MASERU – Heads are set to roll in Prime Minister Pakalitha Mosisili’s office after a forensic investigation unearthed serious abuse and manipulation of procurement regulations.
The Lesotho Times can reveal that five senior officials in the department have already received letters asking them to “show cause why they should not be fired” after they were implicated in a forensic investigation ordered by Mosisili late last year.
The Principal Secretary for Administration Kubutu Makhakhe and his deputy Thato Masiloane were served with the letters last week.
The investigation also fingered finance director ’Marapelang Raphuthing and two other procurement officers in the department.
Government Secretary Tlohang Sekhamane confirmed that the five top officials received the letters on Friday last week.
“All I can confirm to you is that they have received letters demanding them to give reasons why they cannot be suspended, only that,” Sekhamane said.
Sekhamane however refused to reveal the details of the crimes that the five are alleged to have committed.
Sources told this paper this week that Sekhamane wrote the letters at the instigation of Mosisili who is said to have been “shocked” at the findings of the forensic probe that he had ordered into his office.
The source said the officials are accused of manipulating the procurement procedures by buying goods from companies to which they are connected through their relatives and friends.
The officials, the source said, bought the goods at heavily inflated prices.
The bulk of goods bought for Mosisili’s office are said to have been supplied by these connected companies.
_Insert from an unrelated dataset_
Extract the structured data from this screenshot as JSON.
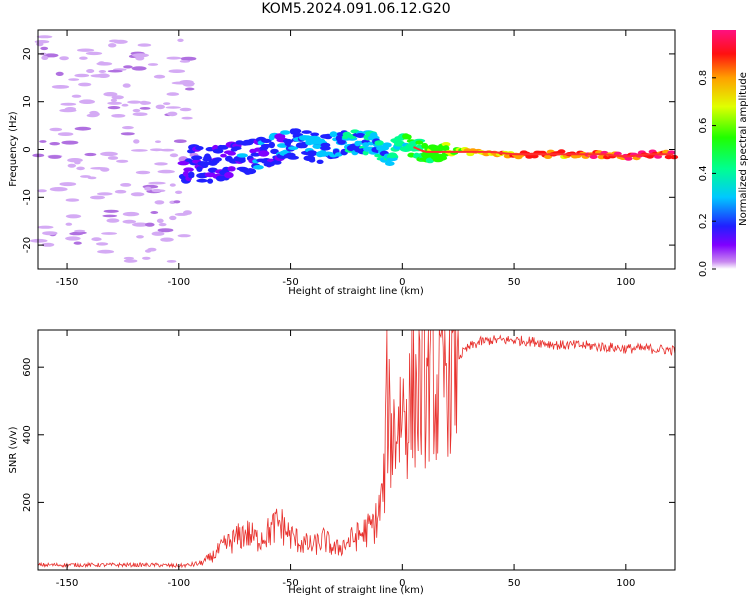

Most of the corruption, the source added, relates to goods that were bought without going through tender process.
Government regulations allow civil servants to buy goods under M100 000 without going to tender.
Such goods include office sundries and groceries.
A government official only needs to get three quotations from different companies before making the purchase.
While the arrangement was meant to reduce red-tape, the facility is now being abused by government officials who give contracts to companies they are connected to.
Sometimes they give contracts to companies that are willing to give them kickbacks.
The source said Mosisili sprung into action after he noticed that the price for his groceries, which are bought by the government, was now running into tens of thousands of maloti.
He then instructed Finance Minister Timothy Thahane to hire a forensic investigator, not only for his office but also for other departments.
The source described the findings of the investigators as “shocking”.
“You would see that a small bottle of a soft drink had been bought for as much as M100. Basic things that you can buy over the counter for less than M10 were being bought for as much as M90,” the source said.
During his budget speech on Monday, Thahane alluded to these shenanigans.
He said investigations revealed that one litre of Liqui Fruit brand juice which costs M9 in local supermarkets is sold at a repulsive price of M74 to the PM’s office.
Thahane said a 19kg cylinder of gas, which costs M270 at local retailers, is sold at M900 to the PM’s office.
The examples are not contained in Thahane’s official budget speech because, the source said, he only mentioned them after Mosisili who was sitting next to him reminded him while he was presenting the budget.
An inside source told the Lesotho Times that a company associated with one of the five officials sold flowers to the Prime Minister’s office during a visit to Lesotho by South African President Jacob Zuma last year for a staggering M80 000.
After the state visit, the source said, the supplier came back and took the flowers away despite the fact that they had been paid for.
News of the investigation comes barely five months after parliament’s Public Accounts Committee issued a damning report about an M8 million over-expenditure by the Prime Minister’s office for the 2005/06 financial year.
The report also revealed that in a previous year the PM’s office had overspent by a massive M6 million.
The report says during the 2004/5 fiscal year the office received a budget allocation of M44 592 580 but had to seek an additional M2 097 492 from the treasury after it ran out of money before the end of the year.
But when that fiscal year was closed the office had overspent by M6 036 042.
The following year, the report says, the same office received M52 271 020 but still needed a supplementary budget of M37 963 979 to replenish its dwindling coffers.
Still that did not stop the prime minister’s office from overspending by a staggering M8 358 253.
The report said the chief accounting officer in the prime minister’s office told the committee that the over-expenditures were due to some projects such as Smart Partnership, Poverty Reduction Programme, Food Management Unit and other projects that the office ran but had not been adequately budgeted for.
The chief accounting officer also told the committee that the prime minister’s office administration had also contributed in pushing the expenditure through the roof.
It said while the committee understood this explanation it also noted that books of accounts were not “properly maintained” neither were stores ledgers.
Thahane’s budget speech on why Mosisili instructed him to investigate his office sheds light on the causes of the over-expenditures.
Thahane said the government had tried many initiatives to clean the procurement department with very little success.
Instead, Thahane lamented, things had become worse.
“I have now decided to explore the route of an independent board and incentives,” Thahane said.
He also said he plans to name and shame fraud and corruption culprits.
“For successes we will create a website in which to display cases of fraud and corruption that are before the courts,” he said.